Quando em fevereiro de 2013, Bento XVI tornou-se o primeiro a renunciar ao posto de chefe da Igreja Católica em mais de seis séculos, prometeu também, na nova condição de papa emérito, manter-se escondido do mundo. Retirou-se da vida pública para viver num monastério, dentro do Vaticano, assegurando numa entrevista: “Há um papa e ele é Francisco”.
A realidade vem se mostrando diferente da teoria. Pela segunda vez, no entanto, Bento XVI adentrou no pontificado de Francisco, manifestando opiniões que contrastam com as do papa. No livro “Do fundo de nossos corações”, que escreveu com o cardeal conservador Robert Sarah, ele faz uma defesa apaixonada do celibato do clero na Igreja Católica. Aponta o casamento como um rito incompatível com o sacerdócio.
“O celibato tem grande significado e é verdadeiramente essencial, pois o caminho de um sacerdote para Deus se torna o fundamento de sua vida. "O chamado para seguir Jesus não é possível sem esse sinal de liberdade e renúncia a todos os compromissos. O celibato deve penetrar, com seus requisitos, em todas as atitudes da existência."
Trechos do livro foram publicados pelo jornal “Figaro” justamente quando Francisco está para tomar sua decisão em resposta ao Sínodo dos Bispos para a Região Amazônica, realizado em outubro. O encontro sugeriu ao papa que permita a ordenação de homens mais velhos casados nos locais remotos que carecem de sacerdotes.
O próprio Francisco, numa entrevista no início do ano passado, manifestou dúvidas sobre a ausência de padres em regiões inabitadas e disse que é necessário pensar nos fiéis. Referiu-se ao celibato, uma prática existente há 800 anos na Igreja Católica, como uma tradição e não como uma doutrina.
Chefe do escritório litúrgico do Vaticano e co-autor do livro, o cardeal guineense Robert Sarah demonstra clara discordância com o papa e alega que não se pode oferecer aos fiéis o que define como “sacerdotes de segunda classe”.
“A possibilidade de ordenar homens casados representaria uma catástrofe pastoral, uma confusão eclesiástica e um ofuscamento na compreensão do sacerdócio”, ponderou Sarah.
No ano passado, o papa emérito agiu de forma parecida, publicando uma carta de seis mil palavras em que responsabilizava o escândalo de abuso sexual da Igreja à secularização do Ocidente e à revolução sexual da década de 1960, entre outros fatores.

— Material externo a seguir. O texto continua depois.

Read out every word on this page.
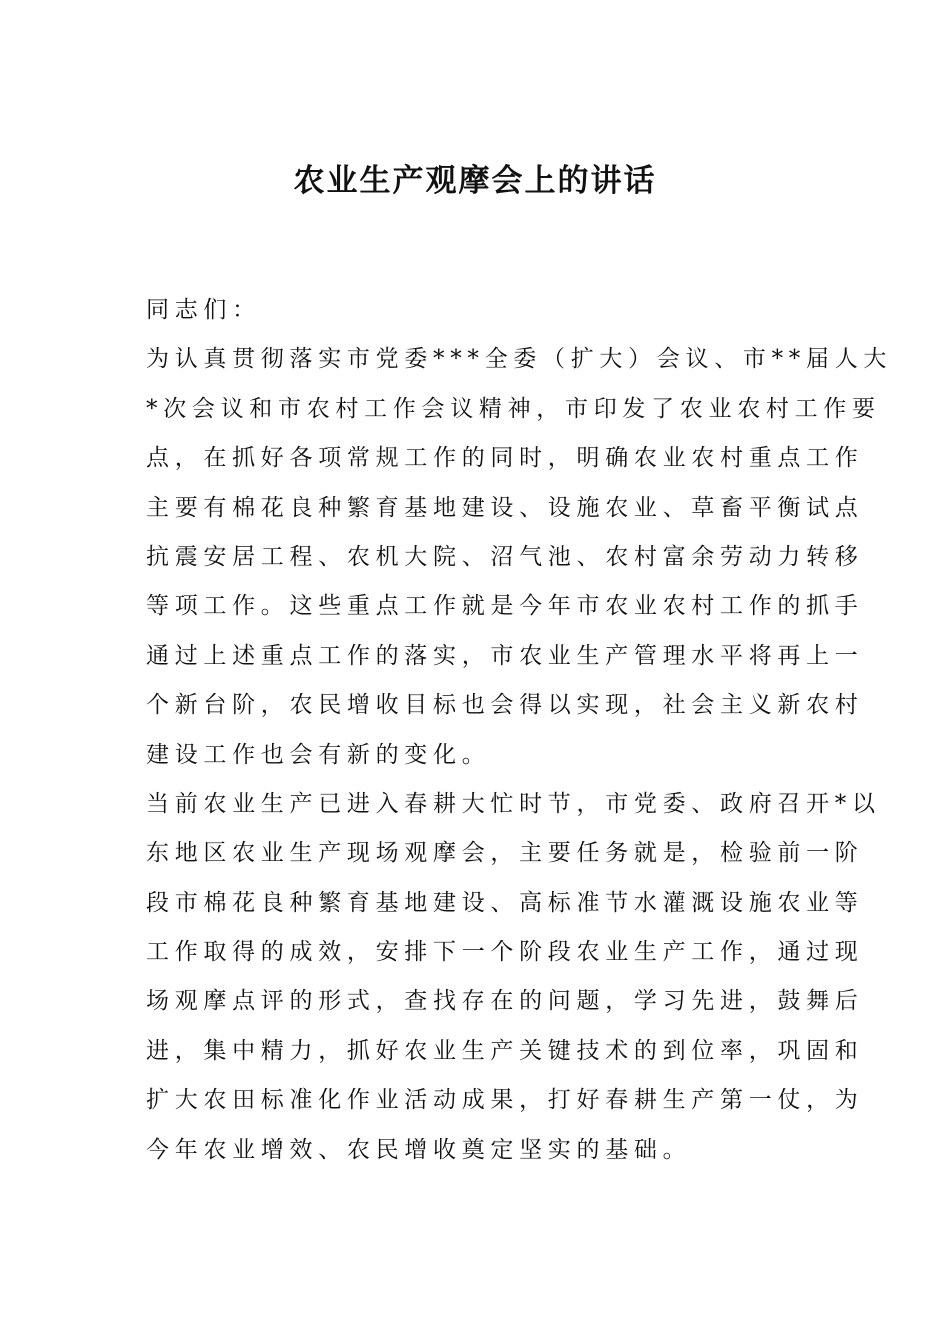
农业生产观摩会上的讲话
同志们：
为认真贯彻落实市党委***全委（扩大）会议、市**届人大
*次会议和市农村工作会议精神，市印发了农业农村工作要
点，在抓好各项常规工作的同时，明确农业农村重点工作
主要有棉花良种繁育基地建设、设施农业、草畜平衡试点
抗震安居工程、农机大院、沼气池、农村富余劳动力转移
等项工作。这些重点工作就是今年市农业农村工作的抓手
通过上述重点工作的落实，市农业生产管理水平将再上一
个新台阶，农民增收目标也会得以实现，社会主义新农村
建设工作也会有新的变化。
当前农业生产已进入春耕大忙时节，市党委、政府召开*以
东地区农业生产现场观摩会，主要任务就是，检验前一阶
段市棉花良种繁育基地建设、高标准节水灌溉设施农业等
工作取得的成效，安排下一个阶段农业生产工作，通过现
场观摩点评的形式，查找存在的问题，学习先进，鼓舞后
进，集中精力，抓好农业生产关键技术的到位率，巩固和
扩大农田标准化作业活动成果，打好春耕生产第一仗，为
今年农业增效、农民增收奠定坚实的基础。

Os dois papas têm demonstrado a boa convivência em imagens afetuosas registradas em quase sete anos de encontros. A questão é saber até que ponto Bento XVI, que optou pela aposentadoria, levanta agora, aos 92 anos, a bandeira da ala tradicionalista da Igreja Católica para tentar influenciar as decisões de Francisco. Esta suposta interferência empurra definitivamente o filme “Dois papas”, atualmente em cartaz, para o abismo da ficção.